Holy Trinity Episcopal Church (also known as the Church of the Holy Trinity) is an Episcopal Church located in Georgetown, Kentucky.

==History==
The Church of the Holy Trinity was organized in 1847 through the efforts of the Reverend J. N. Norton, rector of the Church of the Ascension, Frankfort, during the episcopate of Bishop Benjamin Bosworth Smith, the first bishop of Kentucky. The church building was constructed during the years 1864–1868 by John and Henry Clarke, outstanding churchmen and craftsmen whose wood carvings decorate the interior of the building. The stone for the church was quarried from the actual site and much of the construction was done by lamp light. The church was consecrated on June 23, 1870, by the Right Reverend George David Cummins, second bishop of Kentucky. The church building is designated a Kentucky Landmark and is on the National Register of Historic Places.

During the early 1900s, Holy Trinity suffered from dwindling membership and lack of money. From 1925 until 1959, the parish reverted to mission status. The return to parish status in the latter year was the result of work by the members under the leadership of their rector, the Reverend William D. Smith. When Canon Smith and his wife Beulah (affectionately known as Mr. Bill and Miss Beulah) came to Holy Trinity in 1948, the congregation numbered only 20 members. The Smiths revived the spirit of the congregation and helped rebuild the community over the next twenty-two years.

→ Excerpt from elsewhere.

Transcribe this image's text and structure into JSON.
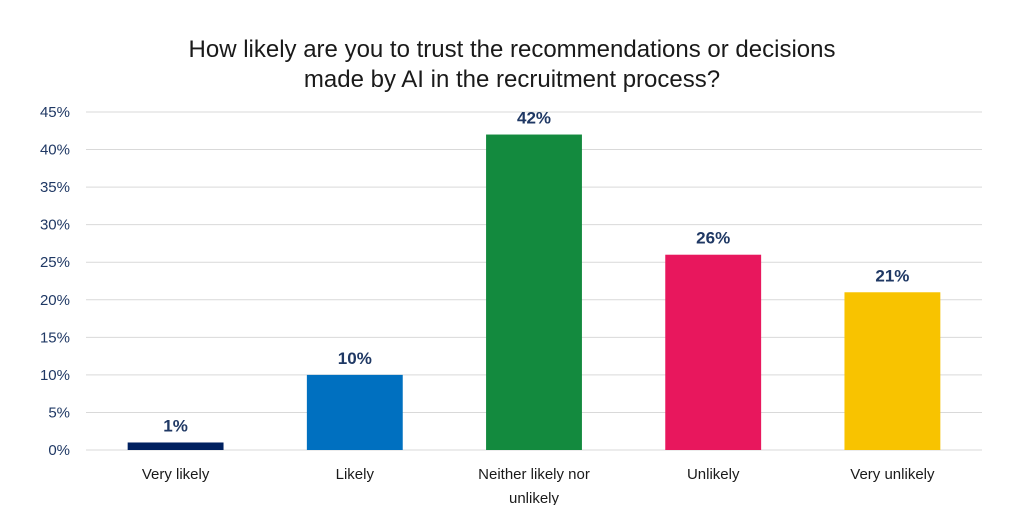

A parish hall was built in 1966. Free-standing and modern, it is compatible with the Gothic architecture of the church building. Adjacent to the church and parish hall is a memorial garden. Incorporated within the memorial garden is a columbarium for the interment of those choosing cremation.

In 1987 the church applied for federal funds to build Trinity Apartments which is still providing safe housing for elderly residents. In 1999 the church donated land behind the parish hall for the construction of a new facility for the Georgetown Child Development Center. Although its members control its board and the two buildings are joined, the childcare facility is a separate corporate entity.